Lynne, I agree w you!! I have seen several people unable to access their meds for pain management since I stop was placed into effect. This happened to my 19 yr old son as well. Sadly he now uses illicit drugs to help w his pain. He has a very severe case of a complex disease which leaves him in unbearable pain 24/7. While they may claim not to be directly taking meds from patients who need them, They fail to accept any responsibility for the loss of these meds by making it tougher for medical health professionals to prescribe them. Maybe they need to revise this law to allow people to get there meds, now that the monitoring system is in place, patients can not access more than 1 script…great. Wasn’t that the “idea”, so why are people who need these meds being dismissed??? Now we have a much greater drug problem because patients weren’t able to access their meds. But that will become the public’s fault to….No responsibility and our children are dying……SAD
Get a NEW DOCTOR!!!! If he don’t want ur money ANOTHER DR. WILL!!! Not everyone is A JUNKIE like they seem to think we are all JUNKIES!! Shame on them, good luck! God Bless
Dr Fudin ISTOP will not improve medication awareness or the education of providers in NYS. We all know that medical organizations in NYS wrote to the Governor and legislature opposing mandatory education in pain care. We all know doctors and providers haven’t volunteered to obtain education in pain care and ISTOP doesn’t require any doctors to have any education in pain care. Earlier this year, the FDA reported on opioids REMS- a 15% compliance rate- poor by anyone’s standards. Doctors wish to continue to do as they please and remain uneducated when it comes to pain care and they remain uncaring towards people in pain. It wasn’t providers in NYS getting legislators to sign onto legislation requiring education in pain care- it was yours truly. As Dr Virchow said diseases have two causes- pathological and politcal. The disease of poor pain care is due to the uncaring politics of providers in NYS.

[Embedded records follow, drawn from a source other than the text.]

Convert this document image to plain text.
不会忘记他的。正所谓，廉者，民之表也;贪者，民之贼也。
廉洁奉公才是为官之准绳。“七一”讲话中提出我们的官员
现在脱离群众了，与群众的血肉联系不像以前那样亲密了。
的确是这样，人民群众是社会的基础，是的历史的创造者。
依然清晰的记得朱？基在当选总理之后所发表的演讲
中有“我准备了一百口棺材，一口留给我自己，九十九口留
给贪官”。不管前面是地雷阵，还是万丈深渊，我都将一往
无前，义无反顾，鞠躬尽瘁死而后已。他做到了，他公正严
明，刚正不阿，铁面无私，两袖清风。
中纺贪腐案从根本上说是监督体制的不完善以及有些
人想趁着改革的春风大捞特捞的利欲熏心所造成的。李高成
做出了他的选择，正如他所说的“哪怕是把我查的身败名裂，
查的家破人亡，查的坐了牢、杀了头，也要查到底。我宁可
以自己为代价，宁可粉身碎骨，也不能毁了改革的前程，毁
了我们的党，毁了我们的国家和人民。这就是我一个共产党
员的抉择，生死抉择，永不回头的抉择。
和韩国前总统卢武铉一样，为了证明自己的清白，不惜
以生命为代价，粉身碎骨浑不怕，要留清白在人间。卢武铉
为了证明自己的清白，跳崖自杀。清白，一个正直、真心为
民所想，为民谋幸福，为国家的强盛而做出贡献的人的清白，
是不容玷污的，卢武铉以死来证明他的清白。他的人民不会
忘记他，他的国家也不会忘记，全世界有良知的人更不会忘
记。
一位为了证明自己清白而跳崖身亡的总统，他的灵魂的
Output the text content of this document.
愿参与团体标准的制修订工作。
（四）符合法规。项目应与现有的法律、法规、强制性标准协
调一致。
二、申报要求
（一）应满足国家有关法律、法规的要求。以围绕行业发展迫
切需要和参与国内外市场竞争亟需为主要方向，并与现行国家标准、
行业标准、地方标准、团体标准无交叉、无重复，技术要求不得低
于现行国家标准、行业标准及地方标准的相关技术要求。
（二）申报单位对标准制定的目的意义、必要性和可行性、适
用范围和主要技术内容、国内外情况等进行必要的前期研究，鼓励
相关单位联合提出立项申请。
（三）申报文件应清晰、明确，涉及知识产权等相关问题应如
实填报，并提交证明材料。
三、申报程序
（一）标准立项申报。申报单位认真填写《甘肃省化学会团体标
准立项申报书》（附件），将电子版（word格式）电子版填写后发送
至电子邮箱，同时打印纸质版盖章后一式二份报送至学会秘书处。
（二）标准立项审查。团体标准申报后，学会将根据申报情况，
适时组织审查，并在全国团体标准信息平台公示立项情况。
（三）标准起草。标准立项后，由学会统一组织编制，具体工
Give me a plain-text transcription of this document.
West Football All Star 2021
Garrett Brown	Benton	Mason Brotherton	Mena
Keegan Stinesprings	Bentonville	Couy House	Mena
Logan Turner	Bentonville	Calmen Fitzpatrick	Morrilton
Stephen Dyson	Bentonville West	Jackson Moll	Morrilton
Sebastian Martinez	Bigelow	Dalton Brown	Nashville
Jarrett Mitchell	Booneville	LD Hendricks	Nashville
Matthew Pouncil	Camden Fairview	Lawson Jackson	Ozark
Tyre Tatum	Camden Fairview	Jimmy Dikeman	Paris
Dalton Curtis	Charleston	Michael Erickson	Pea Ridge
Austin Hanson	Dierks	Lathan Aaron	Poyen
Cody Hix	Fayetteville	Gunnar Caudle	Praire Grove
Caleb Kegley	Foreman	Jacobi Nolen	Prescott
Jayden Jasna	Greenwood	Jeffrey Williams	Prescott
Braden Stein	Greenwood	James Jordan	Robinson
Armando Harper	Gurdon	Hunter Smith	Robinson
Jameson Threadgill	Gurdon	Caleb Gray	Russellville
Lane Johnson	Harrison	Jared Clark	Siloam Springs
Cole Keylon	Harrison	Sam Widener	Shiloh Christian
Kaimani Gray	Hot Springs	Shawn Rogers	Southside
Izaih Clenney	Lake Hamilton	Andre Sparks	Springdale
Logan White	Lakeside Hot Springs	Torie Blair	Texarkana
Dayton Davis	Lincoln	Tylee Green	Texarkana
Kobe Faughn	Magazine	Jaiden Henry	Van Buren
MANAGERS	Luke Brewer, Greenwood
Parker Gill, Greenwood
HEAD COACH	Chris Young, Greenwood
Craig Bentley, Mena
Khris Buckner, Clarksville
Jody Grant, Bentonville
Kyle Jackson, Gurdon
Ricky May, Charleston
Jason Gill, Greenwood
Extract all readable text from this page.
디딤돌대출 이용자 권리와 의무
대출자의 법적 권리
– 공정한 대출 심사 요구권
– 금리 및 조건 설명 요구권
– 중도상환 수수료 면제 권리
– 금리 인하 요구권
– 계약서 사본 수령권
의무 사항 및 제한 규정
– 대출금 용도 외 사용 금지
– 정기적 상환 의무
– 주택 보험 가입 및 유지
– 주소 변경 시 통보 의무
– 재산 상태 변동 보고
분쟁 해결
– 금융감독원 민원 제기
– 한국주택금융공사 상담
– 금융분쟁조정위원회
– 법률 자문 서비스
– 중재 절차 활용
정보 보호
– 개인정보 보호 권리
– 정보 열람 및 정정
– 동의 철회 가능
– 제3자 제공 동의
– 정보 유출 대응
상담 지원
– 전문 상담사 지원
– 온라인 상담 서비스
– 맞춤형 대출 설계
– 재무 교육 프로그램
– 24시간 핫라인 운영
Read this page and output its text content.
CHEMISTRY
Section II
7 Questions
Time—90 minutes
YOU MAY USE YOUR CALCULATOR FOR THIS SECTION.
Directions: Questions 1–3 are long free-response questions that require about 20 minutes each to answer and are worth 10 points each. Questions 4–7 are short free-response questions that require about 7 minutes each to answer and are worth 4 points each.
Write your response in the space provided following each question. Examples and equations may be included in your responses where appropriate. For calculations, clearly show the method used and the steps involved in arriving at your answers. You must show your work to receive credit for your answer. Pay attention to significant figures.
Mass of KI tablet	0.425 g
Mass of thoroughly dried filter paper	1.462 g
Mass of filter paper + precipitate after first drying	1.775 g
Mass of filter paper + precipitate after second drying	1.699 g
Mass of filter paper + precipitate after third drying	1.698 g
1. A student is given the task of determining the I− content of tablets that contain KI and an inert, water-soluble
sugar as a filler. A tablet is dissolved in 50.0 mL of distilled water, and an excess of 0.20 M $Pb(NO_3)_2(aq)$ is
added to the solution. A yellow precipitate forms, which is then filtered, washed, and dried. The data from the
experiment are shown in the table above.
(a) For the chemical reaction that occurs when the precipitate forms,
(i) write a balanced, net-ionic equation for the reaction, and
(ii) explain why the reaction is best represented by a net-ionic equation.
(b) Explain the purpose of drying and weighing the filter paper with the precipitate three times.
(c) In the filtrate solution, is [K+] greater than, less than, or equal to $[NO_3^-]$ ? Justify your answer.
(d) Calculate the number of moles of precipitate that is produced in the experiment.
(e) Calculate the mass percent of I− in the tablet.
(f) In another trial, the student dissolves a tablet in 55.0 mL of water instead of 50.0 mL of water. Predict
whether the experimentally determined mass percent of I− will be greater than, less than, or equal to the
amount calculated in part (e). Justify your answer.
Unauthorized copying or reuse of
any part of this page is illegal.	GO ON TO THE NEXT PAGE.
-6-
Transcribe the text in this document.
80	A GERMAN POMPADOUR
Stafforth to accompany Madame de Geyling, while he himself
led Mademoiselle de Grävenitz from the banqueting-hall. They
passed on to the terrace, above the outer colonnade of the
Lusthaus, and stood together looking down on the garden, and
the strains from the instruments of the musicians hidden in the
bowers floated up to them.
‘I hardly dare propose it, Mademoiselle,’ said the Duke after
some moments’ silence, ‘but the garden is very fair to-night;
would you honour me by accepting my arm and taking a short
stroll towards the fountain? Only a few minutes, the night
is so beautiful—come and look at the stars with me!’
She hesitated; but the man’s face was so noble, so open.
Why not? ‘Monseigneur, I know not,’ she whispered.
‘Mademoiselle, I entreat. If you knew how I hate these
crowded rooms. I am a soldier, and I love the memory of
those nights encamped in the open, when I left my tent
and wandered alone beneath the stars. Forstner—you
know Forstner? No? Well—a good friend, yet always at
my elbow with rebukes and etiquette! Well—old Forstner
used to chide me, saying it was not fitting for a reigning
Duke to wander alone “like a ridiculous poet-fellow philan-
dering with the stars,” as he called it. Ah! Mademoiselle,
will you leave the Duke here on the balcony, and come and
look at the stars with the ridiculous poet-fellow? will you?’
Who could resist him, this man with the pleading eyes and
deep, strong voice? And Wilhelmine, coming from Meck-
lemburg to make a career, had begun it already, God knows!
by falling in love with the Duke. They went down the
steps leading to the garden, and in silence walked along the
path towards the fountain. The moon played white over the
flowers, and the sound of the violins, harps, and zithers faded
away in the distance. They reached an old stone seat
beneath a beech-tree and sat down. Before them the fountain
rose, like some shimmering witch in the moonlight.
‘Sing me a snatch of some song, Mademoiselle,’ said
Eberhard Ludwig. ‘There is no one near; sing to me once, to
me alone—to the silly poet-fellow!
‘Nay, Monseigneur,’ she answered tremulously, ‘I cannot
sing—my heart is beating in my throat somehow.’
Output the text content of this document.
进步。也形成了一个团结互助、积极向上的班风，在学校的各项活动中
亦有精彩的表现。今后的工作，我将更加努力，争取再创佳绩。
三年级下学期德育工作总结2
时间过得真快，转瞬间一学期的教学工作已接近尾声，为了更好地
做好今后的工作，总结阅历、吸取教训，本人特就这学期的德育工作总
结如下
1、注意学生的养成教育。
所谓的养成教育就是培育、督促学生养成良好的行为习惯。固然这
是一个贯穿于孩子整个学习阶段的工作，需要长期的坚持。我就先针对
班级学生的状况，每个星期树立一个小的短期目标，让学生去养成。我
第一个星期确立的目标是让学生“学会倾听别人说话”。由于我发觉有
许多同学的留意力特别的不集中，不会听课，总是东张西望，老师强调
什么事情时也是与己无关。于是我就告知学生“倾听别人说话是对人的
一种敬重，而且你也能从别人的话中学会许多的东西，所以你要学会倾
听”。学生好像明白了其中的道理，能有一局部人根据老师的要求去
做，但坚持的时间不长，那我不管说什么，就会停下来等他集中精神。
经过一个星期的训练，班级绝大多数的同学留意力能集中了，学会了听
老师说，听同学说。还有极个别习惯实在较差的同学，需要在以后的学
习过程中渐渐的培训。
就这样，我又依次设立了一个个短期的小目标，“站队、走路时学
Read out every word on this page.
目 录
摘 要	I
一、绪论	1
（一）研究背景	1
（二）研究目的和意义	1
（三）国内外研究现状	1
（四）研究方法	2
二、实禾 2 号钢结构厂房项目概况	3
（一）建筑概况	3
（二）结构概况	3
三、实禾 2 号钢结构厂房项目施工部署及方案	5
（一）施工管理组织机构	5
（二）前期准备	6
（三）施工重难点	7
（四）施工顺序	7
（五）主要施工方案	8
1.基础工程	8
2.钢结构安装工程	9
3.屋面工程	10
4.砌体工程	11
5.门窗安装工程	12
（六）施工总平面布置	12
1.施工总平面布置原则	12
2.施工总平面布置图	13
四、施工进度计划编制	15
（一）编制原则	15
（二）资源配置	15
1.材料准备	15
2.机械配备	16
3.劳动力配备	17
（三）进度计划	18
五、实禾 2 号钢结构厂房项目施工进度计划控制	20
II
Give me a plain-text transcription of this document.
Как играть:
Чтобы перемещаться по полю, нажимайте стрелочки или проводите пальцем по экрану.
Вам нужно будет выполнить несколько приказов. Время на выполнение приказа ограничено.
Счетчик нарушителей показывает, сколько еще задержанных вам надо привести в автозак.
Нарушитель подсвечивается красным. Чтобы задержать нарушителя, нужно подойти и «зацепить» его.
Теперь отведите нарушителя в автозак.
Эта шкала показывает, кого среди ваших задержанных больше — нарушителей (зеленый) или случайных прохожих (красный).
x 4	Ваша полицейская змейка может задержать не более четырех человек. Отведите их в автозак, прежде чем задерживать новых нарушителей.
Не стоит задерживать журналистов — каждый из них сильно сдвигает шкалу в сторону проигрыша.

It’s hard to believe! Pittman D, Fiore K. FDA: Don’t Tighten Vicodin Regulation. Medpage Today, October 25, 2012.
Anthony,
Thank you for this excellent post! It seems as though ISTOP will be a tremendous asset for NYS and a step in the right direction, especially closing the loophole with hydrocodone prescriptions. This should prove to be a model program. I presume that the weakest chain link will be inflow of schedule drugs from contiguous states and federal institutions such as military and VA Hospitals. Looking ahead, if NYS lawmakers can work to tighten up the weak links with bordering states and the feds, I suspect our state will take the lead in reigning in some of the diversion.